2006-06-30 17:05:07 | 過去作品(BLEACH)
 安寧とした風がある。混沌のような緑がある。その先は言うなれば虚構だ。現世という、虚構だ。長いこと不規則にばらけていてぼんやりとした人間の魂などを扱っていると、果たして彼らの妄想から勝手に生み出されたのが自分達なのか、それともこちらの妄想から飛び出したのが彼らなのか、掴みにくくなってくる。既にどちらも現実のものであるというような仮説は己の中には存在しない。
 自分がそのような妄執の中の一つであった時の話は少しも覚えていないが、別段哀しいとも思わなかったし、疑問を抱いたこともなかった。こと日番谷という男は、一つの場所にしか留まれぬというように頑なな面差しをしておきながら、臨機応変に物事を渡っていくような人間なのである。





 霊子による壁が、これ程冷ややかに見えたこともなかった。思えば数年前まではぴったりとこの壁に張り付くようにしか歩くことが出来なかったのだから、仕方のないことかもしれない。それ以前は常に低い目線から壁を感じていた。どちらにしろ、今よりは暖かく見えていたのであろう。
 独り歩きに興じるのは、非常に久々である。昔は身軽でもあったせいかちょろちょろと散策して回るくせがあり、一部では放浪癖と頭を抱えられていたようであったが、今となってはそれも懐かしい。妻もよく自分を置き去りにして逃げ回ることがあり、こちらも大分手を煩わされたものであったが、傍観している側から見れば似たもの同士にしか思えなかったらしい。
(意外と、寂しいところだったんだな……)
 妄執を抜けたかと思えば、再び妄執である。人間である自分を放棄すれば救われると思っていたのか知れないが、結局また自分は、奪う側に回ってしまった。死神という、傍目に見ればやはり人間でしかない生命として、再び出でてしまったのである。

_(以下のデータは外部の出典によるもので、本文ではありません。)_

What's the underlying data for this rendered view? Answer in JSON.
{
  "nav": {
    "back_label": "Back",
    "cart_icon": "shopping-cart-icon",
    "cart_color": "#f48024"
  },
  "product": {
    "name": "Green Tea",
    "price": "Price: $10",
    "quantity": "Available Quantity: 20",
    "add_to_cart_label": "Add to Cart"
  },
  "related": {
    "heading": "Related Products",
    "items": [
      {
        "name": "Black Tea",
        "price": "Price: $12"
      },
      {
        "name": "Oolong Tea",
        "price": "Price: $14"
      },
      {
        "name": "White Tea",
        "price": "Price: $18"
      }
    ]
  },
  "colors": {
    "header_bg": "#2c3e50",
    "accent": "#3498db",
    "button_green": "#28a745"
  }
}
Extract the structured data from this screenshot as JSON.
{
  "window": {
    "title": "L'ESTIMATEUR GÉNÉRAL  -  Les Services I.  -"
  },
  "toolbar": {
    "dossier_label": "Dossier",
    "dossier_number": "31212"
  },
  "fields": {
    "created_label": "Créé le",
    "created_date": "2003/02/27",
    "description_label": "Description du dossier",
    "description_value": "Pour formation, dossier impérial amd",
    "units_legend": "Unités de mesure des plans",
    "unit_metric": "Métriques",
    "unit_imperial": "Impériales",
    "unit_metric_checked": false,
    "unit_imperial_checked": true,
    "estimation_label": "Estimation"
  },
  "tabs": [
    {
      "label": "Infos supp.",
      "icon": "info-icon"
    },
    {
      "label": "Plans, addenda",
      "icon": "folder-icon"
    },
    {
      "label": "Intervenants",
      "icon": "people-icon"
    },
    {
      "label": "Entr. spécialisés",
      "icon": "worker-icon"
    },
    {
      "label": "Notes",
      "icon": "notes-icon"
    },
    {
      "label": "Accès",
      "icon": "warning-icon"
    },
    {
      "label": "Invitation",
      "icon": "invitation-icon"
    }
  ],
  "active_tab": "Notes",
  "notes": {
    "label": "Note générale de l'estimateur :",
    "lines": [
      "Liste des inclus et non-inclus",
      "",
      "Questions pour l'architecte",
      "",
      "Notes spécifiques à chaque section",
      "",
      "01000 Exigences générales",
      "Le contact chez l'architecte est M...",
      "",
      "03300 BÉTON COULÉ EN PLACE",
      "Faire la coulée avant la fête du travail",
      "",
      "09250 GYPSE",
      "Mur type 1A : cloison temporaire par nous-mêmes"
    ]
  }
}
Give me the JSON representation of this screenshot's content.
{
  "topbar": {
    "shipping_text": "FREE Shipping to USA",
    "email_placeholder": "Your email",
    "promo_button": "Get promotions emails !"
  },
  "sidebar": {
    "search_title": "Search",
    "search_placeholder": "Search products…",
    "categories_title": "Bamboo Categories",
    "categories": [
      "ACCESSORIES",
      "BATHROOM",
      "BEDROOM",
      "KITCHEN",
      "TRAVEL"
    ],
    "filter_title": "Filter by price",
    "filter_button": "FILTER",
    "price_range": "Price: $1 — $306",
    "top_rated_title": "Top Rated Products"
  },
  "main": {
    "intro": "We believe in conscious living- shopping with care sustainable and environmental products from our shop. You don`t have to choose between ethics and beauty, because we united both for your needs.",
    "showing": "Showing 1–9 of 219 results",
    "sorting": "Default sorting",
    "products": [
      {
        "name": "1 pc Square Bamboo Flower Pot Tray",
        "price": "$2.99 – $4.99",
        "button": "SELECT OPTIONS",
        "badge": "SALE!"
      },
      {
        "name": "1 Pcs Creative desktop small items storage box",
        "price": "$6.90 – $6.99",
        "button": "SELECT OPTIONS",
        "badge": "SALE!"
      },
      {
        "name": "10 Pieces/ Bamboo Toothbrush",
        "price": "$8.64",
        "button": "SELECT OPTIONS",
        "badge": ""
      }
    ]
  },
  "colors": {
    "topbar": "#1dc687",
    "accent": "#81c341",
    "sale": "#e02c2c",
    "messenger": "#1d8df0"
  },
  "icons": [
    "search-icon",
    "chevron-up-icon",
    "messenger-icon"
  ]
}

 日番谷は、じっと食い入るように白壁を見つめてから、隊舎へと戻る道筋を一歩一歩確かめながら進み出した。
「おや、日番谷隊長。とうとうご復帰なさるんですね」
「ああ……お前は?」
「己も顧みず不躾なお声をおかけ致しまして申し訳ございません。……三番隊の三席としてお勤めし、もう百年近くになります。名を存じて頂くような者ではございませんが」
「済まねえ。他隊の人間にはどうも馴染みが薄くてな」
「いいえ」
 三席と名乗る男は、目立たぬ眼光を更に下に向けて薄く笑った。そのまま押し黙る男に何と声をかけてやれば良いのか分からず少しばかり戸惑ったが、躊躇いがちに重い唇を上げる。
「……明日、だったな」
「ええ、吉良副隊長が隊長に就任されたのが昨日のことのようにも思えるのですが……明日、新任の隊長がお見えになります」
「そうか。俺はまだ、市丸が隊長として勤務していた頃が一番色濃く残ってるな」
「でしょうね、あの方は顔を合わせればあなたと弱味をつつき合っておられた」
「違いねえ」
 針金のような光沢ある睫毛が翳り、懐かしむように眦が下げられる。三席は、あれだけ手酷い目に遭うてもなお美貌を失わぬ男を、ひどく感慨深く思った。同時に、彼と共に歩けば四季もなお香り立つと謳われた彼の妻は、もしかするとこういった表情を最も好んでいたのではないかと感じる。
 彼は、愛刀と同じく冬の期を思わせる。陰鬱なわけではないが、纏う色、表情の一つ一つが重々しく、まるで冬の朝に下がる氷柱のようであった。市丸が雪と称され、彼が氷と称されたのは、決して斬魂刀の性情を詠まれたのではない。実にその通りなのである。市丸は月光を孕んで白く輝いたかと思うと、すうと溶けて姿を消してゆく。対して日番谷の消え方はといえば、粒子となるまで砕かれ、己の生きた姿を、まざまざと見せ付けてから溶けてゆく。市丸のように何事もなかったかのようには済まさぬ、鋭い激しさが垣間見られた。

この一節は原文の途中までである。